Outdoor retreats for overloaded Internet users are nothing new—they’re like glorified camping trips. But the very idea has gained more steam in recent months, not just in the good old U.S., but in countries like Japan, too. And according to a Telegraph report, children between the ages of 12 and 18 are becoming so addicted to the Internet the Japanese ministry of education to wants to set up “fasting” camps at outdoor learning centers. Basically, summer camps without any Internet.
Figures detailing precisely how many young children are addicted to the Internet are hard to nail down, but the ministry believes the number to be upwards of 500,000 kids. With access so readily available through smartphones, laptops, tablets, etc., the figure is likely well above the half a million mark—and this doesn’t even take adults into account. “It’s becoming more and more of a problem,” Akifumi Sekine, a spokesman for the ministry said. “There could be far more cases because we don’t know about them all.”
The goal of the camps will be to get young children used to life without the Internet, and encourage them to interact with fellow peers and adults. The outdoor locale will provide a backdrop perfect for team activities, and provide a nice break from blinding screens and terrible Internet comments. Psychiatrists and clinical psychotherapists will allegedly be on hand for counseling purposes, the Telegraph said.
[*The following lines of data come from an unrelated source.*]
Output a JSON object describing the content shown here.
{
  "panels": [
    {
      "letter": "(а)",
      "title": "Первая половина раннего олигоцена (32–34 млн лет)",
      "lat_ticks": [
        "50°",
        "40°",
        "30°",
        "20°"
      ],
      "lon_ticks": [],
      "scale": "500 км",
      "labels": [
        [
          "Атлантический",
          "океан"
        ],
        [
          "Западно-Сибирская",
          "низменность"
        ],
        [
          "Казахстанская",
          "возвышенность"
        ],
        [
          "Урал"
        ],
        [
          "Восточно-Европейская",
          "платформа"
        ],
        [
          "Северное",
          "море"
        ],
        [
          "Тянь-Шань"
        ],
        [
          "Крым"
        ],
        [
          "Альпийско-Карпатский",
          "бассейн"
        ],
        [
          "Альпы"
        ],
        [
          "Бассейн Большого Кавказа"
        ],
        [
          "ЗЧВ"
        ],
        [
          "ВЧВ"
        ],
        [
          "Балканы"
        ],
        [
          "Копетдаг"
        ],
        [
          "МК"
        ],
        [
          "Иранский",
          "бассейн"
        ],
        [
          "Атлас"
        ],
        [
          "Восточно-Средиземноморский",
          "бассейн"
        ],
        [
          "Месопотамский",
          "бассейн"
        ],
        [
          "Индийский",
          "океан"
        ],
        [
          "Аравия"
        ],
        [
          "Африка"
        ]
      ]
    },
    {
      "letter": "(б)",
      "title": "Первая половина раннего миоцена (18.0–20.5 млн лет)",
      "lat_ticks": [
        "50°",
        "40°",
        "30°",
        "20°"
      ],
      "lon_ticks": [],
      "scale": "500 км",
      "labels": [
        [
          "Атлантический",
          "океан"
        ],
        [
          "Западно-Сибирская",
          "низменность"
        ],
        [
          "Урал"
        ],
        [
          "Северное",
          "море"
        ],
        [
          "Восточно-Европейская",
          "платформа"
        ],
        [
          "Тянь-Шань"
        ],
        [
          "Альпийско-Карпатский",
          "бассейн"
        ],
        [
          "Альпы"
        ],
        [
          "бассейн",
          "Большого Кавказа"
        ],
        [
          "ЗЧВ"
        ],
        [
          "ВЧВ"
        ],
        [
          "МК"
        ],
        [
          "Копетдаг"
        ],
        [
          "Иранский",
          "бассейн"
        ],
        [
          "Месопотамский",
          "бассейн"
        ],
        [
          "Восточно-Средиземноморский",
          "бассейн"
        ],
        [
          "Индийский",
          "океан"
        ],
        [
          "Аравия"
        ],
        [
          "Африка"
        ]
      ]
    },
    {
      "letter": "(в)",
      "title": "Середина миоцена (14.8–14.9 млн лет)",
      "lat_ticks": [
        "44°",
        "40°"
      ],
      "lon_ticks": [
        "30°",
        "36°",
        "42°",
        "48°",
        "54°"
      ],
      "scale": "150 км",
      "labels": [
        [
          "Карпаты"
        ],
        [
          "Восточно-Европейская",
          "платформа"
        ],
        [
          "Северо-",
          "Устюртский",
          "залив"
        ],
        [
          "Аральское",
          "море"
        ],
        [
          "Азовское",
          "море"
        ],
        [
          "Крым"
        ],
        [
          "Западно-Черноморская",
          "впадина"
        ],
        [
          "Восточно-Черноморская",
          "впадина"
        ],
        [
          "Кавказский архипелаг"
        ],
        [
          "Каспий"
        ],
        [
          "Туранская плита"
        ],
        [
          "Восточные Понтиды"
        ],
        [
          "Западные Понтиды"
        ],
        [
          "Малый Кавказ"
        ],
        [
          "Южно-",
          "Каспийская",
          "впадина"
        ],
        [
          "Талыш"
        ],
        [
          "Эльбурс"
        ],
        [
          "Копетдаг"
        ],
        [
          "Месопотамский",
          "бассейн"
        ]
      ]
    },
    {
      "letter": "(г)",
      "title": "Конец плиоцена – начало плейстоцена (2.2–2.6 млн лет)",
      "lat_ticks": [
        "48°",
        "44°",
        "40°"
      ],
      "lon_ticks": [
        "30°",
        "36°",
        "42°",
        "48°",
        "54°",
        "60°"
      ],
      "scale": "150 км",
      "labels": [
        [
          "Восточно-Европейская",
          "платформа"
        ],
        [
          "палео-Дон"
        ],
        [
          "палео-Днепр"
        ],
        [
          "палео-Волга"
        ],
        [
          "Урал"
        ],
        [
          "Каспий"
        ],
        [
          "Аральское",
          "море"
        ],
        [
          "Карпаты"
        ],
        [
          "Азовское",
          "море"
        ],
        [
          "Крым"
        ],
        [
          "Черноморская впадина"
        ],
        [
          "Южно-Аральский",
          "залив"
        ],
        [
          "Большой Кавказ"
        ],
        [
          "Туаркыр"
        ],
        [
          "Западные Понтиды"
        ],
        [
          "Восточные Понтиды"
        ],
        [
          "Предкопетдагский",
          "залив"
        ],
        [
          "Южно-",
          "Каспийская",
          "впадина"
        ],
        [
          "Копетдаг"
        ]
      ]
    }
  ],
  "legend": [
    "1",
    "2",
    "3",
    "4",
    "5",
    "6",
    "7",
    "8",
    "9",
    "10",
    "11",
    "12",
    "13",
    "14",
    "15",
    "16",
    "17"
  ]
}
In addition to concerns over declining school performances, the affliction of Internet addiction is allegedly leading to sleep and eating disorders in Japan’s younger population. In some extreme cases, symptoms of depression and even blood clots have been blamed on Internet addiction.
So are summer retreats the answer? Maybe for a short time. But Internet usage is becoming so common it’s basically necessary for everyday life: school, work, etc. I know for our job, “fasting” from the Internet is out of the question, though moderation is never a bad thing. Internet addiction is certainly an issue worth looking into, and it’s always good to remember to step away every once and awhile.